Human Perfection
April 26, 2022
Speedrunning
The speedrunner aims for perfection, swiftly executing a series of actions with milliseconds to spare. Speedrunners aim to beat a game as quickly as possible. Even if it takes over a thousand attempts, they will do whatever it takes to capture the world record. Imagine the stress as the sweat beads grow on your head as you channel your focus into a game. Making a single mistake can end the run of your life, but when you complete it you see living proof that it is possible to master something.
Let’s take Super Mario Bros., a true classic. If you were one of the lucky few to play it, you probably weren’t that good at it. The NES’s controller certainly did not help in combination with the difficult platforming and enemies. This is undoubtedly a tough game, but it was absolutely obliterated by speedrunners in under 5 minutes.

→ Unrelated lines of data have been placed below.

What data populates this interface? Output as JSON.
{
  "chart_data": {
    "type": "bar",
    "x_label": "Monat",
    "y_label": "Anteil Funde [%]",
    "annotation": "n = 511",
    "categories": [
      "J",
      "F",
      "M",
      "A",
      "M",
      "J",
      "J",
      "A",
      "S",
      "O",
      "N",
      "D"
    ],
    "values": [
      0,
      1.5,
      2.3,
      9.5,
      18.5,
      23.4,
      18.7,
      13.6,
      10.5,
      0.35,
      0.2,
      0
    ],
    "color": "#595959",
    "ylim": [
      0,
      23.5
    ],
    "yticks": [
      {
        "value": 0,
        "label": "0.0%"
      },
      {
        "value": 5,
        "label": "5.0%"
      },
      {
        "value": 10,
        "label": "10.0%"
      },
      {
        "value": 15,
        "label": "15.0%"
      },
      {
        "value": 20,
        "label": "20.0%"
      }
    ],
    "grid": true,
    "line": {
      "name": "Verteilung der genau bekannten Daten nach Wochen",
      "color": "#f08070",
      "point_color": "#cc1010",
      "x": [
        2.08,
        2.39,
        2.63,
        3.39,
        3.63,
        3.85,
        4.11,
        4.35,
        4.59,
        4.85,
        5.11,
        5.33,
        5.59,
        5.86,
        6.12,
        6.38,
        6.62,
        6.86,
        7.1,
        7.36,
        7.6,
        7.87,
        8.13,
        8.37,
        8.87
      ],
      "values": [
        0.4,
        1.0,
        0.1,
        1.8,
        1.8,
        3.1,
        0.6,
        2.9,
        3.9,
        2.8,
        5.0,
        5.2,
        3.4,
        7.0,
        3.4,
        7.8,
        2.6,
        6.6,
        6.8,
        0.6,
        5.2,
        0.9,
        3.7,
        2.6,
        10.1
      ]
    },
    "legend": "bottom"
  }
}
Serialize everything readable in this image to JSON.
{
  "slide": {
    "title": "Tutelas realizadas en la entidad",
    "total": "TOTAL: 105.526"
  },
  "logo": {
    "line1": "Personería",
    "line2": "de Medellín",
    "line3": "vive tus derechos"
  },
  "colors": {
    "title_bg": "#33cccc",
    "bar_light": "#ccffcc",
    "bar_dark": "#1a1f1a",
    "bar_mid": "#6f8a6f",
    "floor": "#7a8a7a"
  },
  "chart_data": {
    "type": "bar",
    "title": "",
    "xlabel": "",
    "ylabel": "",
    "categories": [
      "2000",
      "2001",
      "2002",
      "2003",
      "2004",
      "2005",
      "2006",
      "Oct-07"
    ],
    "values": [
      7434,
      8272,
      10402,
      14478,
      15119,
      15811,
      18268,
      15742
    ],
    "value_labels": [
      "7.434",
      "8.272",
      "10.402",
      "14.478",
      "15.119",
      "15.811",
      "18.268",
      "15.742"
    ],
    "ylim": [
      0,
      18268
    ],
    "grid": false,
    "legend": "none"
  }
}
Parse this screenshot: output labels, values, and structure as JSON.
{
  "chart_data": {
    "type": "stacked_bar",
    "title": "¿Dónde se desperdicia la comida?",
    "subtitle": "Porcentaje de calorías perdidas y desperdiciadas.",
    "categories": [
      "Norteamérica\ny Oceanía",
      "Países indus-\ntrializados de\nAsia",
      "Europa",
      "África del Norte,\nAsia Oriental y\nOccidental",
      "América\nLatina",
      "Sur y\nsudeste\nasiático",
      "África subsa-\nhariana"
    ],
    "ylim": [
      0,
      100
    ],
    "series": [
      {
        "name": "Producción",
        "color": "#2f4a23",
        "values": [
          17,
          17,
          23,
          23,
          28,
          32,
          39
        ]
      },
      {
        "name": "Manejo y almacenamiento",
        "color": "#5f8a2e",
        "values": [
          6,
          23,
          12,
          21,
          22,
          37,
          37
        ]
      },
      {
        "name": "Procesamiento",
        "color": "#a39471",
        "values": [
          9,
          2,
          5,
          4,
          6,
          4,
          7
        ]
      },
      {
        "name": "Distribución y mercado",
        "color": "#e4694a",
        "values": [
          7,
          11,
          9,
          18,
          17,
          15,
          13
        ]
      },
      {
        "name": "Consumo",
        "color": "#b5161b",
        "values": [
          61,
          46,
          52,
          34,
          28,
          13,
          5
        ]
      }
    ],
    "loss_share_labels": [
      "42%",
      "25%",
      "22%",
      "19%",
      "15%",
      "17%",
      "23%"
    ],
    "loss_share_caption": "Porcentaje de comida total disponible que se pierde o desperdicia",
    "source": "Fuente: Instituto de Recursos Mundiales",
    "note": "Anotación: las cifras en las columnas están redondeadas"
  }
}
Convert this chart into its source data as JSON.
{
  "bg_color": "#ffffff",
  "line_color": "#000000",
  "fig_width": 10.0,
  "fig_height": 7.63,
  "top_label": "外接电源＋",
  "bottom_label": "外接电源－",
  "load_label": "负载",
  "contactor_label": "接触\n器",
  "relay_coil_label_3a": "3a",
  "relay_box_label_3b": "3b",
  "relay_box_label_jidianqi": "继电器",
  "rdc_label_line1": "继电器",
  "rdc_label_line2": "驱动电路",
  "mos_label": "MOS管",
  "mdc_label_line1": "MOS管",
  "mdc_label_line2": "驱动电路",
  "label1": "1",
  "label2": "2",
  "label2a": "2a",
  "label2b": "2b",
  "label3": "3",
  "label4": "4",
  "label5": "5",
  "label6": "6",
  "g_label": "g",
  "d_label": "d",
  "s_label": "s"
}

This run is packed full of perfect button inputs, glitches that seem impossible but are executed in a way that looks so simple. The world record speedrun, comes in at 4 minutes, 54 seconds, and 881 milliseconds, which beat the previous by only 33 milliseconds. Crazy enough this speedrunner even had a heart rate monitor on his stream, which towards the end of the run reached 180 beats per minute, the heart racing like its life or death.
One thing that really stands out about speedrunning is the pure scale of it all. I could look up any game and find someone that absolutely crushes me at it. When I was a kid I had many fond memories of playing Mario 64, running around beating as many levels as I could and trudging myself to the finish line over the course of a month. Now, I search for “world record Mario 64” and I see somebody phasing through walls, piloting Mario as if he was Usain Bolt, beating a game from my childhood in under 8 minutes.
At first, it’s hard to grasp how a speedrunner could condition themselves to ram their head into a wall, over and again, until they get it right, but science may say otherwise. In fact, in “The Psychology of Speedrunning” by Alexander R. Toftness, he claims that in examples of intense, high-skill repetition it is possible the brain may enter a “flow” state. In a flow state, muscle memory takes over and it becomes possible to make all of these inputs with relatively low stress. It is possible that high level speedrunning is a result of gamers unintentionally rewiring themselves to an automated state of play.
Speedrunning as a whole, is a sport of attrition. Maybe it’s a game slowly breaking down the player, who is trying over and over to beat that final boss and chooses to quit. Or maybe it is the player, who gradually breaks down the game and actively conquers its levels and systems in order to master it.